In DEBELLUM trial the authors enrolled and randomized to DEB or standard PTA 50 consecutive patients with 122 lesions of the femoro-popliteal and/or below-the-knee arteries; this trial confirmed the ability of DEBs to reduce restenosis vs. conventional balloons at 6 months after treatment of multilevel disease [6]. One-year results confirm and reinforce initial 6-month outcomes [7].
In DEBATE-SFA trial 104 patients were randomly assigned to either DEBs + bare metal stenting or PTA + bare metal stenting; the authors concluded that pre-dilation with DEBs prior to stenting, as compared to PTA + stenting in femoro-popliteal lesions, reduces restenosis and target lesion revascularization at 1 year [8].
The use of DEBs in below-the-knee arteries is in indications for use.
In literature there is one randomized clinical trial. In DEBATEBTK trial the authors enrolled and randomized 132 patients with 158 infra popliteal atherosclerotic lesions; they concluded that DEBs compared with standard PTA strikingly reduce 1-year restenosis, target lesion revascularization, and target vessel occlusion in the treatment of below-the-knee lesions in diabetic patients with critical limb ischemia [9].
However, recently a manufacturer stopped a post-marketing, multicentre, randomized controlled trial of below-the-knee revascularization in patients with critical limb ischemia because of the higher rate of major amputations in the patient’s undergone DEB treatment. Furthermore, the manufacturer decided to voluntarily worldwide recall and stop selling of the specific DEB commercialized for the below-the-knee arteries.

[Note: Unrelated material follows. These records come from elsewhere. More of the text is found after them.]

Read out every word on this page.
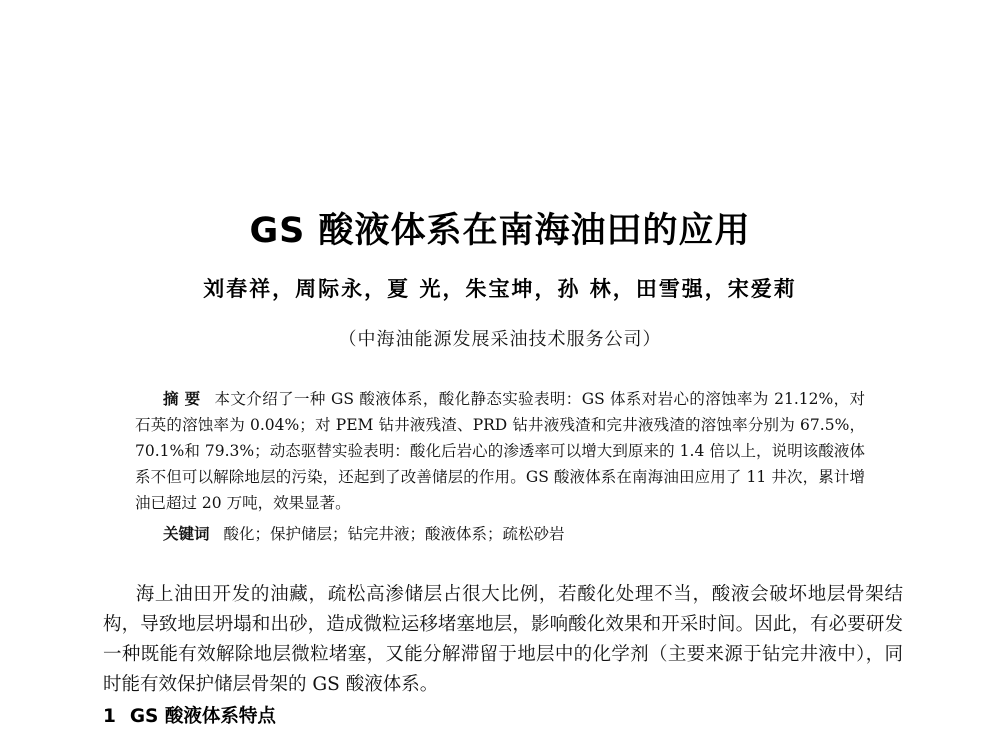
GS 酸液体系在南海油田的应用
刘春祥，周际永，夏 光，朱宝坤，孙 林，田雪强，宋爱莉
（中海油能源发展采油技术服务公司）
摘 要 本文介绍了一种 GS 酸液体系，酸化静态实验表明：GS 体系对岩心的溶蚀率为 21.12%，对石英的溶蚀率为 0.04%；对 PEM 钻井液残渣、PRD 钻井液残渣和完井液残渣的溶蚀率分别为 67.5%，70.1%和 79.3%；动态驱替实验表明：酸化后岩心的渗透率可以增大到原来的 1.4 倍以上，说明该酸液体系不但可以解除地层的污染，还起到了改善储层的作用。GS 酸液体系在南海油田应用了 11 井次，累计增油已超过 20 万吨，效果显著。
关键词 酸化；保护储层；钻完井液；酸液体系；疏松砂岩
海上油田开发的油藏，疏松高渗储层占很大比例，若酸化处理不当，酸液会破坏地层骨架结构，导致地层坍塌和出砂，造成微粒运移堵塞地层，影响酸化效果和开采时间。因此，有必要研发一种既能有效解除地层微粒堵塞，又能分解滞留于地层中的化学剂（主要来源于钻完井液中），同时能有效保护储层骨架的 GS 酸液体系。
1 GS 酸液体系特点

No paper has been already published in literature about the use of DEBs in haemodialysis arteriovenous fistulas.
In our center in case of thrombosed prosthetic arteriovenous graft we usually performed a hybrid simultaneous treatment with surgical thrombectomy and endovascular treatment of the venous outflow stenosis. In 15 cases we performed a PTA with DEB. At a mean followup of 6 months the primary patency was 80%, and the use of DEBs significantly improved the 1-year primary patency respect to the stent placement (80% vs. 25%, p=0.02).
In another Italian center the use of drug-eluting balloons, after standard angioplasty, improves primary patency and decreases reinterventions of target lesions in juxta-anastomotic stenoses of failing native dialytic arteriovenous shunts.
These studies have been already accepted for publication; however, the use of these devices in this district should be considered as off-label [10,11].
The off-label use in carotid and aorto-iliac arteries is anedoctal and cannot be judged. The use in femoro-popliteal arteries has been well studied and the results are encouraging. The use in below-the-knee arteries should be stopped awaiting further analyses. The off-label use in hemodialysis fistulas is promising, but it should be better investigated.